In her research, Britt uses quasar absorption lines to study how galaxies evolve in terms of their gas content. Since 2000, she has used large samples of quasars from the Sloan Digital Sky Survey (SDSS). She creates automated algorithms to mine the 200,000 quasar spectra now available. “It would be hard to record all of the absorption lines manually within a lifetime,” she says. Supercomputers facilitate the extraction of catalogs, which are used to make 3D maps of metal-enriched gas and to understand how the gas evolves.
Britt relates the gaseous signatures extracted from the SDSS to galaxies that might be expected to produce them. “It’s tricky to see the galaxies that are home to these absorbers at high redshifts. They’re faint and difficult to detect,” says Britt. “Using deep galaxy surveys that overlap with the quasars, we can sometimes see galaxies that produce metal absorption lines, study their properties, and see how they’re correlated.”
Britt draws on the expertise of Professors Christy Tremonti, Jay Gallagher, and Dawn Erb (a frequent visitor from UW-Milwaukee). “There’s growing evidence that many of the absorbers are produced by gas ejected by strong winds from star-forming galaxies. If we can link the absorbers to galaxies with enough concentrated star formation activity to launch large-scale winds, then we can also use the location of the absorbers to constrain the distance to which the winds extend and their effect on the galaxy’s environment,” she explains.
She is also helping Professors Ellen Zweibel and Eric Wilcots and graduate student Anna Williams find targets for their research, which uses absorption lines to help measure the magnetic fields in galaxies.
“I always liked the challenge of science,” says Britt. “Astronomy was the only thing I wanted to study. I dreamed of being an astronaut at a very young age but was too farsighted!” As a teenager, she would drive up to Kettle Moraine State Forest in Wisconsin and set up her telescope. “Wisconsin was darker than Rockford and a fun place to go,” she says.
As part of the NSF Fellowship, the only federally-funded post-doctoral fellowship that requires education and public outreach in addition to research, Britt is working with an educator from Yerkes Observatory to develop educational materials for SDSS—fun activities for middle school students and up and a new website for teachers and students. She is also helping UW Space Place with its new Speakeasy Science programs and mentoring an Eagle School student on an astronomy project using data from the Hubble Space Telescope.
“The department values education and outreach,” says Britt. “With three NSF Fellows—Ben Brown, Brian Morsony and myself—UW, along with MIT, has more than any other school. That says something about the culture of the department.”

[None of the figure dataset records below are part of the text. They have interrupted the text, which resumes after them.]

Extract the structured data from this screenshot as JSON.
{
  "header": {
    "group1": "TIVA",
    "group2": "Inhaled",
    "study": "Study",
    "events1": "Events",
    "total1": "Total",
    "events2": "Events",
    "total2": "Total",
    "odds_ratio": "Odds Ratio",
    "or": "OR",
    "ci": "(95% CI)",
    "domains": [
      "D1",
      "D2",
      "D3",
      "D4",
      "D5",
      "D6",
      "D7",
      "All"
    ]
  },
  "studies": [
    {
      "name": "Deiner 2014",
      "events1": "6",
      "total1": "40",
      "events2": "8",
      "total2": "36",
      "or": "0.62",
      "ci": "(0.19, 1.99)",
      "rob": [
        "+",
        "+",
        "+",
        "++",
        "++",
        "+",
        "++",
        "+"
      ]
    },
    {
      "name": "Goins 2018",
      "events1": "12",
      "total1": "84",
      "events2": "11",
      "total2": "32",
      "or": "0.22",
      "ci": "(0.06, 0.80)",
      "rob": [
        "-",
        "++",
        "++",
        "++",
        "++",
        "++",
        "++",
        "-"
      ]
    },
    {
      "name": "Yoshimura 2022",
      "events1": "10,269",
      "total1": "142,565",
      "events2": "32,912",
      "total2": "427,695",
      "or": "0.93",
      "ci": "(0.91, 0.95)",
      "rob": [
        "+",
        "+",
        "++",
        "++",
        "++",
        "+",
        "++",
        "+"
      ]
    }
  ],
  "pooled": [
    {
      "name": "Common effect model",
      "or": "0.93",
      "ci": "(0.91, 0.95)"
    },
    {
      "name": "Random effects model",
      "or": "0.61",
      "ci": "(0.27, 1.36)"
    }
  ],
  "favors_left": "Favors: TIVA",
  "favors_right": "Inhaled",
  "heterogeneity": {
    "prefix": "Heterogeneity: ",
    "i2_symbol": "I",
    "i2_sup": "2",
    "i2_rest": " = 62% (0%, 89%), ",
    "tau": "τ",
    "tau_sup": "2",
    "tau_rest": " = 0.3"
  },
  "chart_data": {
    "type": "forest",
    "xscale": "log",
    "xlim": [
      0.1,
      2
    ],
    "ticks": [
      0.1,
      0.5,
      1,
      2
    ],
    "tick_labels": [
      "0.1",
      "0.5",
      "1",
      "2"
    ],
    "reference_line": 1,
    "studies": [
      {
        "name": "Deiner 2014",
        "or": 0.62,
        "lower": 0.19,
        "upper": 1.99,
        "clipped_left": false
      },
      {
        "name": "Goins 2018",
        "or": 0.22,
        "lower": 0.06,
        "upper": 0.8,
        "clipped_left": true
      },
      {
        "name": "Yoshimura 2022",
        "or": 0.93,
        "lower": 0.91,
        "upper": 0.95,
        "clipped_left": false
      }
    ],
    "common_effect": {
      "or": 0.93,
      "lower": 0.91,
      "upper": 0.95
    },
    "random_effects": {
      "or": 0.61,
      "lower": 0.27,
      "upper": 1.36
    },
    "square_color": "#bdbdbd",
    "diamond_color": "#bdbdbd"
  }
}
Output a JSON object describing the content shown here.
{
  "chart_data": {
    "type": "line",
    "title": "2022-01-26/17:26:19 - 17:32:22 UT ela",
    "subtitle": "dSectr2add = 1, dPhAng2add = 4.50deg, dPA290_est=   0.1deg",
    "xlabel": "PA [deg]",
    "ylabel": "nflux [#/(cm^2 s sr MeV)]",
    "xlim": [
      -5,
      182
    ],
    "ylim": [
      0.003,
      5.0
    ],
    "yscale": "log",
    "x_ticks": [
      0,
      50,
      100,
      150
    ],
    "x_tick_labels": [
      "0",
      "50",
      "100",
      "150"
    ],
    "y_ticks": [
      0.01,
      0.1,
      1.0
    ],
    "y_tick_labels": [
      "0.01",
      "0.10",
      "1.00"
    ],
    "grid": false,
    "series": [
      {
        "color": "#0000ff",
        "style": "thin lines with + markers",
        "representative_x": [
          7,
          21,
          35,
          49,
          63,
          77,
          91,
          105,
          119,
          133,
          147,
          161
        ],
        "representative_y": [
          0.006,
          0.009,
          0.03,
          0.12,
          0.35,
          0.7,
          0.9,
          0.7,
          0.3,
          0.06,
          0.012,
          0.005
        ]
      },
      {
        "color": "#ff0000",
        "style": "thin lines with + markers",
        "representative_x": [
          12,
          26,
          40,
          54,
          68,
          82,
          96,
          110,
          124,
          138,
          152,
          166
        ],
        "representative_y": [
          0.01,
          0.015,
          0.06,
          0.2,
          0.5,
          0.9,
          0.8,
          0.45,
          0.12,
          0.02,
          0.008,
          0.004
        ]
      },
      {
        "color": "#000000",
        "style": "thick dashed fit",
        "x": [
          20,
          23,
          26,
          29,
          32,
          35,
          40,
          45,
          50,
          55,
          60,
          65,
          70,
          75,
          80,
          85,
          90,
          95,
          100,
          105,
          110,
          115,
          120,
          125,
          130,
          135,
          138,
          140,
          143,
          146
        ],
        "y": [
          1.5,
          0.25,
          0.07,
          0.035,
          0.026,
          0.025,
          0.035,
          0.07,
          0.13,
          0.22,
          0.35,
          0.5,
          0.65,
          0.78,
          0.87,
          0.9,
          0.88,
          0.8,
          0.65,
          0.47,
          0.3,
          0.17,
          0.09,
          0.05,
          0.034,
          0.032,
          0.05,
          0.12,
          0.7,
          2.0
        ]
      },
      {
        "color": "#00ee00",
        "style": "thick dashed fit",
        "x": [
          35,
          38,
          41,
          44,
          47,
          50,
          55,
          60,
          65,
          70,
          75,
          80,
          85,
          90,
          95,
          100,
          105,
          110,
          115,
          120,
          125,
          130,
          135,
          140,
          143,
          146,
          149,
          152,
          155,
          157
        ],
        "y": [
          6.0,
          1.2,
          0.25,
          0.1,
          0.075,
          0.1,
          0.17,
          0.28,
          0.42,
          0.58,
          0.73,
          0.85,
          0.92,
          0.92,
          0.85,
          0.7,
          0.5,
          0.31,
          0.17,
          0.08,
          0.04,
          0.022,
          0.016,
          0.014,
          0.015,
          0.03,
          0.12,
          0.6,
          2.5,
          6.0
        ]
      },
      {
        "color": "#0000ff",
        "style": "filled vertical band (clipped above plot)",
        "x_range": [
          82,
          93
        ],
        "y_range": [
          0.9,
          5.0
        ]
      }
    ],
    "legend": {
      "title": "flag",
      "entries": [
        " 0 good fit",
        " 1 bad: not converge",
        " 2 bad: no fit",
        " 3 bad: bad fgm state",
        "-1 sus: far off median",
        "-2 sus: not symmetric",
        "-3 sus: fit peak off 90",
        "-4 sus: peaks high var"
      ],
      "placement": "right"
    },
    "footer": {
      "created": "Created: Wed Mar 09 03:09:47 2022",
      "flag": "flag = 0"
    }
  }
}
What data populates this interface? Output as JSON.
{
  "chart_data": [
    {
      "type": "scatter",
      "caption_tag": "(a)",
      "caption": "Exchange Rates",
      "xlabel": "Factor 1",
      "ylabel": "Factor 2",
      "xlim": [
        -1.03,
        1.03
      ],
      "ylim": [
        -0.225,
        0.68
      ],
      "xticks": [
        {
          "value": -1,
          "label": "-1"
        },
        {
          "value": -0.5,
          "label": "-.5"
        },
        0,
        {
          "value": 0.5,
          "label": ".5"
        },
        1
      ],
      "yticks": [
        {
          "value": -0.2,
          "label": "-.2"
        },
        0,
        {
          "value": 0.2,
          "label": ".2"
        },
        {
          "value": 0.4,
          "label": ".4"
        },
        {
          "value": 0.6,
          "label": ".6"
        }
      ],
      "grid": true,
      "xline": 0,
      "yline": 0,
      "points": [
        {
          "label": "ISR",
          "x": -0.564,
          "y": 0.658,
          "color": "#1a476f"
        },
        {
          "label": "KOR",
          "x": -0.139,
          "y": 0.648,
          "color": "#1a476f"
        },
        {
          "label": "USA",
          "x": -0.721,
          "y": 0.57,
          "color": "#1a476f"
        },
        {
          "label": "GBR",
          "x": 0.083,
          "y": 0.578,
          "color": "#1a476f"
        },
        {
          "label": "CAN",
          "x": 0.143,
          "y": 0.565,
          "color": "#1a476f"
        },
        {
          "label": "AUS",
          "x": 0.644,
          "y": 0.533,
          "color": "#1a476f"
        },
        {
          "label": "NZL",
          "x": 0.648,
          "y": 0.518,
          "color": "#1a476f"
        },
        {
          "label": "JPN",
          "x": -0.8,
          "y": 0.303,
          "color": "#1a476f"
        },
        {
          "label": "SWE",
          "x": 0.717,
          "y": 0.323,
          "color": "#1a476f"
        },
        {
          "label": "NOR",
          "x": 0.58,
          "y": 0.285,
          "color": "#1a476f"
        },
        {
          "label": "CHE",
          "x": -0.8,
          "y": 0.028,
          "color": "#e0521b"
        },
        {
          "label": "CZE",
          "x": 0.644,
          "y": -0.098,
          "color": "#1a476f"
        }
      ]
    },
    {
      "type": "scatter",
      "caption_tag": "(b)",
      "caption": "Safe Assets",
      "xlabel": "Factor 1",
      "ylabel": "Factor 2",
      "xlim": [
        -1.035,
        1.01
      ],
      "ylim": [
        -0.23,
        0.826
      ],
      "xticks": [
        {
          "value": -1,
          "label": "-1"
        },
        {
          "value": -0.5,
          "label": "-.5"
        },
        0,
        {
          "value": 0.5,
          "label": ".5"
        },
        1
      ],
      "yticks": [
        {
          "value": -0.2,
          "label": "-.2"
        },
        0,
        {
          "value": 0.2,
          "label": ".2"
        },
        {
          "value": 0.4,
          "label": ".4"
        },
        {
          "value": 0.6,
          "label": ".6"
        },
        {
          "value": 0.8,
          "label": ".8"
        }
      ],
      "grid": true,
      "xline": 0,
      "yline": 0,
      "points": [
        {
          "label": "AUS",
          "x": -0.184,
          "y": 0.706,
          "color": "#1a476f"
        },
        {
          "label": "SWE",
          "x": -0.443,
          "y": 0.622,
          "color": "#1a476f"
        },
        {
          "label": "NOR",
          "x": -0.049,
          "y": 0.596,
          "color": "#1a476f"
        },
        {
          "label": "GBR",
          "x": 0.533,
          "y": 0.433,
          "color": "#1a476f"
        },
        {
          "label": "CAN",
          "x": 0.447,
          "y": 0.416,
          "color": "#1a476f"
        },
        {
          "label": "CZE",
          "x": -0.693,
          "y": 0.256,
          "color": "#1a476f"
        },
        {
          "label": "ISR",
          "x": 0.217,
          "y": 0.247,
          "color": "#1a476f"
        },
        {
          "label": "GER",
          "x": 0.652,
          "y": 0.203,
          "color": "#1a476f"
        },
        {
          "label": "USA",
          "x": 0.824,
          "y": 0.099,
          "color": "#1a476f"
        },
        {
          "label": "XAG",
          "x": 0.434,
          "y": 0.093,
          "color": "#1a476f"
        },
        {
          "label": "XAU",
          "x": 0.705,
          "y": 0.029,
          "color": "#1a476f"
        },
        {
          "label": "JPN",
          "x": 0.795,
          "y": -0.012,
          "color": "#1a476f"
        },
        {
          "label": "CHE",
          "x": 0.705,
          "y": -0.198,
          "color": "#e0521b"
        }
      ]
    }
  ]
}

When not busy doing her research and outreach work, Britt runs (she ran track and cross country in college), does some rock climbing, and snowshoes on Lake Mendota.
Her publications include “Large-Scale Star Formation-Driven Outflows at 1<z<2 in the 3D-HST Survey” about targeting the galaxy hosts of absorption lines using Hubble, submitted to the Astrophysical Journal. She would like to teach and continue her research after her postdoc.